Salgın sonrası gayrimenkul sektörünü neler bekliyor?
İzmir Ekonomi Üniversitesi Öğretim Üyesi Prof. Dr. C. Coşkun Küçüközmen, Covid-19’un gayrimenkul sektörüyle ilgili etkilerini ve gelecekte neler olacağını değerlendirdi.
Yeni dünya düzenine iş yapış şekillerinin eskisi gibi olmayacağını söyleyen İzmir Ekonomi Üniversitesi Öğretim Üyesi Prof. Dr. Cumhur Coşkun Küçüközmen, ‘Sektörde finansal canlılığı korumak için stratejik modellere yönelmeli. Yeni dönemde Gayrimenkul PR modeli ile satışlar kuvvetlendirilebilir’ önerisinde bulundu.
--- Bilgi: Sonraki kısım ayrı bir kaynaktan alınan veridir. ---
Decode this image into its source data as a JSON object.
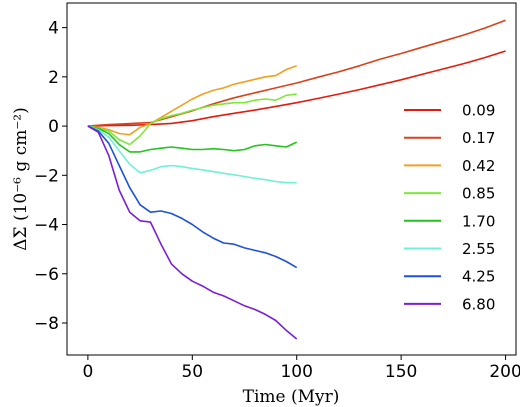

Türkiye’de Gayrimenkul sektörünün kritik bir dönemecin eşiğinde olduğunu söyleyen Prof Küçüközmen, İnşaat ve gayrimenkul satış sektörlerinin iş yapış şekillerini güncellemek zorunda olduğunu öne sürdü.
1- Gayrimenkul sektörünü neler bekliyor?
Mülk sahipleri mecbur kalmadığı sürece gayrimenkulünü satmayacak. Çünkü, bu ortamda gayrimenkullerin ucuz fiyattan alıcı bulacağı malum. Alıcıların ellerindeki parayı gayrimenkule yatıracağını da hiç zannetmiyorum en azından normalleşme sürecinin belirtileri görülene kadar. Normalleşmeye geçildikten sonra bile Gayrimenkul sektörü bir süre olumsuz etkilenecektir. Türkiye gayrimenkul konusunda çok kritik bir dönemecin eşiğinde. Bankaların elinde konut stoku birikebilir ve bir şekilde bunu ellerinden çıkarmak zorunda olduklarında fiyat dinamikleri farklı yönlere evrilebilir.
Gayrimenkul sektöründe bir ‘ARAMA’ konferansı yapılabilir. İnşaat firmalarının belli bir maliyete katlanmadan yeni ve yaratıcı fikirlere erişmesi zor görünüyor.
2- Gayrimenkul fiyatları düşer mi?
Arz-talep kaynaklı fiyat şişkinliği var. Örneğin İzmir’de konut balonu oluştu. İnşaat firmalarının ve mülk sahiplerinin fiyatlarını düşüreceğini hiç sanmıyorum. Burada iki yönlü bakmak gerekir. Birincisi, eğer fiyatlar düşerse tüketiciler, ‘demek ki bu fiyatlara da satılabiliyormuş, biz daha önce pahalı almışız’ diyebilir. Diğer taraftan satılamayan konutlar, yatırımcısına, müteahhide, bankaya her gün zarar olarak dönecek. Ancak aradan geçen zaman sonrası, değil alıcı, görücü bile bulunamayabilir.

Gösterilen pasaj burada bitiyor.